Indonesian brand Ria Miranda on the catwalk at the Jakarta Muslim Fashion Week (Ria Miranda/JMFW)

Islamic Lifestyle

Jakarta Muslim Fashion Week showcases Indonesia’s rise as a global modest fashion hub

JAKARTA – The Jakarta Muslim Fashion Week kicked off last week with new collections from more than 35 Indonesian designers.

The event is aimed at heightening consumer awareness about Indonesian modest fashion designers, hosted by the Ministry of Trade in collaboration with the Indonesian Chamber of Commerce & Industry and Indonesia Fashion Chamber.

Indria Miranda, owner of brand Ria Miranda, told Salaam Gateway that the event helps connect brands with customers and was an opportunity to release new collections. It is the second modest fashion event in less than a month, following the Indonesia Sharia Economic Festival (ISEF), which showcased nearly 200 Indonesian fashion designers and some 400 resellers.

“The ISEF event and now Jakarta Muslim Fashion Week (JMFW) gives us the motivation to keep going and recover from the COVID-19 pandemic. During the pandemic we adapted to changing consumer behaviour by designing collections that were more relevant, as people were staying at home more. The instant bergo scarf has been very popular. The key is to be consistent (with our designs),” said Miranda.

The pandemic disrupted the industry and changed the way Miranda managed her business, from how she recruited talent to managing the supply chain and the branding strategy. The Ria Miranda brand is available in 26 cities in Indonesia through boutiques managed by its business partners.

Istafiani Candarini, founder of Kamiidea, told Salaam Gateway that the JMFW and other fashion weeks she has attended has significantly increased consumer demand.

“The fashion weeks have been a positive signal for our business. We adjusted during the pandemic, in terms of sales and marketing strategy, themes and the materials we chose for our new collections. We are balancing our offline sales channel with online sales. We are also releasing new collections like loungewear, basics and smart-casual. In term of material choices, we started to develop materials that are environmentally-friendly and comfortable for daily activities during the pandemic period,” said Candarini.

Sales have risen 20% this year on 2020, but have not yet rebounded to pre-pandemic growth rates.

Hannie Hananto, owner of Anemone, told Salaam Gateway that the fashion weeks have helped her brand to slowly recover but are still down by around 30% compared to 2019.

“Last month I attended the Malang Fashion Week by the Indonesia Fashion Chamber, Lombok Syariah Festival by Hijabersmom, and ISEF by Bank Indonesia, and this month I attended JMFW. Through these fashion weeks my customers have returned but its not yet back 100%,” Hananto said.

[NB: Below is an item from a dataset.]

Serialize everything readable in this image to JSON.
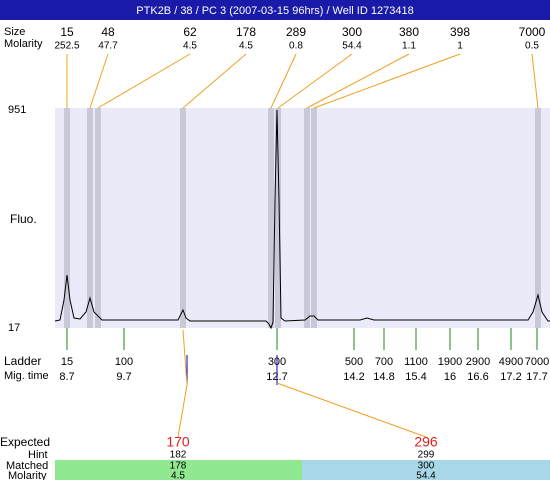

Hananto has not followed the mainstream trends of global retailers like H&M, Uniqlo and Zara, whuch have released leisurewear orientated collections. Instead, she has focused on colourful and vibrant collections, which is a more niche market.

Becoming a global reference

The Mininster of Trade, Muhammad Lutfi, said during the event that the ministry will regularly hold the Jakarta Muslim Fashion Week each year until 2024, when it is expected to be recognised as an international-level fashion week.

The event is also geared at promoting the Indonesian modest fashion industry by highlighting the richness of the country’s handmade textiles (wastra) such as batik (wax resistant dying), tenun (fabric weaving), and embroidery. JMFW also aims to cement Indonesia's position as a global modest fashion hub.

“Jakarta Muslim Fashion Week can showcase the progress of our modest fashion industry to the world and I hope we can increase our export value,” said Lutfi.